The Power of Multi-step Vizing Chains We show a local version of Vizing’s Theorem,
conjectured by Bonamy, Delcourt, Lang, and Postle [BDLP24]. Then, we show the existence of augmenting supgraphs of size poly (Δ) log n in any proper, partial (Δ+1)-edge-colouring, answering a question of Bernshteyn [Ber22]. This improves the dependency on n from the previous best bound of poly (Δ) log2 n due to Bernshteyn [Ber22], and is tight in the dependency on n due to a lowerbound of Chang, He, Li, Pettie, and Uitto [CHL⁺18]. Using ideas from these two structural theorems, we give an improved LOCAL algorithm for computing (Δ + 1)-edge-colourings, and and a completely explicit dynamic (1 + ε)Δ-edge-colouring algorithm running in poly(log n, ε⁻¹) time.

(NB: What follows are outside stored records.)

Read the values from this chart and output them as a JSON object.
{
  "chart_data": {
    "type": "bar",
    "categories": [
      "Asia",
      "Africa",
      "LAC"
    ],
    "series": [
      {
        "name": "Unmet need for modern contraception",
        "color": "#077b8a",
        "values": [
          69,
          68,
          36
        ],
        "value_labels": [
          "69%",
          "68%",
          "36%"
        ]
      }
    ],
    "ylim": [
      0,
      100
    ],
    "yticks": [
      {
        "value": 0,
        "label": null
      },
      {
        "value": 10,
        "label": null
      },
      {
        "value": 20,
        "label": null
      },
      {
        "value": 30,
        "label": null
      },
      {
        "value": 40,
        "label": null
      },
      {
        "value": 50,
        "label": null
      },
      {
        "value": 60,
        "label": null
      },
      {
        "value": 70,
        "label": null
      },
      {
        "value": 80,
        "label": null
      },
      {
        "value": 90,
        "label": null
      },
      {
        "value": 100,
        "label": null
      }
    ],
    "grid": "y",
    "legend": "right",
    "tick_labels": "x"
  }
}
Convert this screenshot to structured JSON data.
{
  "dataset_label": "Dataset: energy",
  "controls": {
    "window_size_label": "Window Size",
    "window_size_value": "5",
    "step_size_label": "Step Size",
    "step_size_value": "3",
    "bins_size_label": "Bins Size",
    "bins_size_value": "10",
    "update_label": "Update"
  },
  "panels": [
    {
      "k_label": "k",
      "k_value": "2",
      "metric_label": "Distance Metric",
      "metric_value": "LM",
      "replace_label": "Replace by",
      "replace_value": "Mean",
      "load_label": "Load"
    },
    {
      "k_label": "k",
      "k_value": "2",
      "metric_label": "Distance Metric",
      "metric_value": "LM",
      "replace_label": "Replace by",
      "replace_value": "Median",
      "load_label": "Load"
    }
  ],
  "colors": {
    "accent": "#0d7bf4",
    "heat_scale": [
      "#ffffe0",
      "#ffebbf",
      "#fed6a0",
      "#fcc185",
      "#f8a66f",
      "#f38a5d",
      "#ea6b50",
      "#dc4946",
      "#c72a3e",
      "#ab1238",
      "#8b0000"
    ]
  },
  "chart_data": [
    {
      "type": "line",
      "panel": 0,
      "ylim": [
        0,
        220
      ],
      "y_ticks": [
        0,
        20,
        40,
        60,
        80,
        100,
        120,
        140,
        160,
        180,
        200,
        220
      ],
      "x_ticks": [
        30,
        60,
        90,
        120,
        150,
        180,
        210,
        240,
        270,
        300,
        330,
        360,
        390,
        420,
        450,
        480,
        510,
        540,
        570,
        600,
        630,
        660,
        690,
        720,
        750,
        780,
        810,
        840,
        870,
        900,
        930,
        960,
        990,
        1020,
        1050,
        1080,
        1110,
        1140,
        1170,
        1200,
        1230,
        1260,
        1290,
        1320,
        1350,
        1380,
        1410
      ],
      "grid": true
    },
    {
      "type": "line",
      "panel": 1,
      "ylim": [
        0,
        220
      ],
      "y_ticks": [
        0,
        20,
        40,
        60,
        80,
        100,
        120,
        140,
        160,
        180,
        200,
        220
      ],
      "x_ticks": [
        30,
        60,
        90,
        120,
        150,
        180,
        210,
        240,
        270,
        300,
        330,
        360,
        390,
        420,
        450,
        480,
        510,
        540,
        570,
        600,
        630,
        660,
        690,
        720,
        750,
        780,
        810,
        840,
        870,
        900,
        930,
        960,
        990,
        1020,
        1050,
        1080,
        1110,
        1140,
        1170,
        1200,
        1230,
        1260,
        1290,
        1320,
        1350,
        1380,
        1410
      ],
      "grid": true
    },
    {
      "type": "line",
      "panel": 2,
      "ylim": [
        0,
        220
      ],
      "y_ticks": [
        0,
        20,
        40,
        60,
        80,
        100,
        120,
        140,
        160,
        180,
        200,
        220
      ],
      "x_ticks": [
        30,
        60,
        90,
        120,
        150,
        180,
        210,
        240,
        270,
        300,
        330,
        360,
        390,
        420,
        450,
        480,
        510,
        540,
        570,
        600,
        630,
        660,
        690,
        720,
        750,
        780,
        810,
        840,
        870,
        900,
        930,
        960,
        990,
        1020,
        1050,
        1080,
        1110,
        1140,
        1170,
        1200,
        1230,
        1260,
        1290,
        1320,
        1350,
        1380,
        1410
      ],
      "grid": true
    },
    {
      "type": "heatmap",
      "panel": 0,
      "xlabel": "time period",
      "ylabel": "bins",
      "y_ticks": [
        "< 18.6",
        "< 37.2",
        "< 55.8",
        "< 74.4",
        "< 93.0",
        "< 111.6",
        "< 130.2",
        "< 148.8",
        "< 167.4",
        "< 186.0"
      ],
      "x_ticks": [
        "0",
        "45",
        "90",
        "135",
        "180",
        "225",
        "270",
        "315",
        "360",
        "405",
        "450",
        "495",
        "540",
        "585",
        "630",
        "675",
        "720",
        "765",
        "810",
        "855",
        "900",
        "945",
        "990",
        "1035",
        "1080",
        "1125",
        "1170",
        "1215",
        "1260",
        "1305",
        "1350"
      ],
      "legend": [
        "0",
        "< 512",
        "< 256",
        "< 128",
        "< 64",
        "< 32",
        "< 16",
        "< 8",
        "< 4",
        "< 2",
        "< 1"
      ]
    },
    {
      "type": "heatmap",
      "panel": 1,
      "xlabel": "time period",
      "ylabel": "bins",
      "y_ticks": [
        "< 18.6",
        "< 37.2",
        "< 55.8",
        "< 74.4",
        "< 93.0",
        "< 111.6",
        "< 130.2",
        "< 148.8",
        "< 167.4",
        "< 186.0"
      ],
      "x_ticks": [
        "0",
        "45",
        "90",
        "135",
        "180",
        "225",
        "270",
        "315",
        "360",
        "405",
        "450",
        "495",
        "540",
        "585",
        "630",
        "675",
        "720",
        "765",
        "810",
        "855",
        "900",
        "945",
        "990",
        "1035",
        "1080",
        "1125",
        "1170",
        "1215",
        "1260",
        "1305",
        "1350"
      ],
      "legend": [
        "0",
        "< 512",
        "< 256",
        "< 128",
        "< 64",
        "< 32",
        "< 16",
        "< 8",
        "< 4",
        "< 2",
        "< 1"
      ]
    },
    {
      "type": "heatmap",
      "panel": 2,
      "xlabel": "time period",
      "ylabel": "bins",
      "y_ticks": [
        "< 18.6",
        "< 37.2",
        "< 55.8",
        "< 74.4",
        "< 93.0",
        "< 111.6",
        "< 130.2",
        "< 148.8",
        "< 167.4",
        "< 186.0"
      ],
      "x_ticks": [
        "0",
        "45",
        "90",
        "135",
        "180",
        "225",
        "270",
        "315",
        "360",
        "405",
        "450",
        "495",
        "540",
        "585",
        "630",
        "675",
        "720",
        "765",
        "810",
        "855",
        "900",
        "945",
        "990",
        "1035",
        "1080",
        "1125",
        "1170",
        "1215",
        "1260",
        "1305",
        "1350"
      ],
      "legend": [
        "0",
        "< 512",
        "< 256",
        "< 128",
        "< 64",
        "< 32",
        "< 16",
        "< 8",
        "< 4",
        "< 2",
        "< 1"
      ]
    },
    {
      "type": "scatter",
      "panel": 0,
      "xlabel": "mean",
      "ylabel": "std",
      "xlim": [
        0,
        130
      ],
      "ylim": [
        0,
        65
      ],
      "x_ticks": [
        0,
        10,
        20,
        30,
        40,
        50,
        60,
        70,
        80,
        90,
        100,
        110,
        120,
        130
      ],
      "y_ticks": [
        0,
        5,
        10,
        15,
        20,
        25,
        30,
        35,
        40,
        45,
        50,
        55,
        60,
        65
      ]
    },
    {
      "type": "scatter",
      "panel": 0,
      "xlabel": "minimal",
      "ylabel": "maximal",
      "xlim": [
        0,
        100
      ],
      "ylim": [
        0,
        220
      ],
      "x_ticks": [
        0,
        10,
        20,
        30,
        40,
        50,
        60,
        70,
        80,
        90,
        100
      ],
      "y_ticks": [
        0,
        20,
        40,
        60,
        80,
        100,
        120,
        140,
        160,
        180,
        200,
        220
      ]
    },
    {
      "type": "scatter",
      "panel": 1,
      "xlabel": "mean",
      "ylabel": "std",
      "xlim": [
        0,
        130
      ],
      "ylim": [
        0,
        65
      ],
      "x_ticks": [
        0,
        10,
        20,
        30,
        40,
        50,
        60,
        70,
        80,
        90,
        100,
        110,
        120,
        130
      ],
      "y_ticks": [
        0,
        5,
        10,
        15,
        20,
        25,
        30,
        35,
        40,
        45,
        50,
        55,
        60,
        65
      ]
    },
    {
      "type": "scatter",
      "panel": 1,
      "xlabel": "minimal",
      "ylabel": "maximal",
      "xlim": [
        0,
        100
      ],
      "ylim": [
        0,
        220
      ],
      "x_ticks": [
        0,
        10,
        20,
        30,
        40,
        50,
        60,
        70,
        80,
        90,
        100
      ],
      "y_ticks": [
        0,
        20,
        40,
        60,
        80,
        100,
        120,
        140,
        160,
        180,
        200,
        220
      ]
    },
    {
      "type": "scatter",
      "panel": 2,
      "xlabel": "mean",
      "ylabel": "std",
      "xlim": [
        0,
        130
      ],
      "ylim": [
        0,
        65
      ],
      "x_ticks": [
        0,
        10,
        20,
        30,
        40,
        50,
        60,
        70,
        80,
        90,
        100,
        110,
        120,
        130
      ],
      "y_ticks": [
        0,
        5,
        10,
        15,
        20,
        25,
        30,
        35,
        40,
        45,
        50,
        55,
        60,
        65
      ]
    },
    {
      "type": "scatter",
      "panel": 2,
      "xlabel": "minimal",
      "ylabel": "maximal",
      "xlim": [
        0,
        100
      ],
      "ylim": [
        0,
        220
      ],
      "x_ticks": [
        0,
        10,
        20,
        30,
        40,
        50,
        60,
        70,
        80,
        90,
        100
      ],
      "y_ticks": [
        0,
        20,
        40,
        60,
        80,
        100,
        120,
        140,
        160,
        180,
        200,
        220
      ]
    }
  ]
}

Deterministic Dynamic Edge-Colouring We give the first sublinear deterministic dynamic edge-colouring algorithm using a number of colours below the greedy threshhold of 2Δ − 1 colours. More specifically, the algorithm runs in n^{olog ε−1 (1)} amortised update time, and uses (1 + ε)Δ colours. Along the way, we give, as far as we can tell, the first sublinear time dynamic degree-splitting algorithm that works against an adaptive adversary.

Tree-Packing Revisited: Faster Fully Dynamic Min-Cut and Arboricity We show that we only need to pack Θ(λ³ logm) greedy trees to guarantee a 1-respecting cut or a trivial cut in some contracted graph. Based on this structural insight, we give a deterministic algorithm for fully dynamic exact min-cut in Õ(λ^5.5√n) worst-case update time for min-cut value bounded by λ. Plugging this algortihm into the framework of Goranci et al. [GHN+23] immediately gives an exact dynamic min-cut algorithm with Õ (m^1−1/12) amortized update time, improving upon the algorithm of Goranci et al. [GHN+23] with update time in Õ(m^1−1/31). We also present the first fully dynamic algorithm that maintains a (1+ε)-approximation of the fractional arboricity α of a dynamic graph G. The algorithm has an amortised update time of O(poly(log m, ε⁻¹)) against an adaptive adversary, and the algorithm works on multigraphs as well.

Adaptive Out-Orientations with Applications We give a naturally adaptive algorithm for (1 + ε)-approximating the maximum subgraph density of a dynamic graph G in worst-case O(ε⁻⁶ log³ n log ρ) update time, thus improving the update time due to Sawlani & Wang [SW20] of O(ε⁻⁶ log⁴ n). The algorithm can also be extended to maintaining a (1+ε)ρ+2-out-orientation of a dynamic graph G in similar update time. We also show how to apply these result to get improved update times for other problems.

Fully Dynamic α + 2 Arboricity Decomp. and Implicit Colouring We give the first dynamic algorithm for maintaining a bounded out-orientation and a dynamic arboricity decomposition with less than 2α out-edges respectively 2α forests, whenever α > 2, in poly(log n, α) update time. More precisely, we show how to maintain an (α + 2)-bounded out-orientation in poly(log n, α) update time and an (α + 2)-arboricity-decomposition in
poly(log n, α) amortised update time.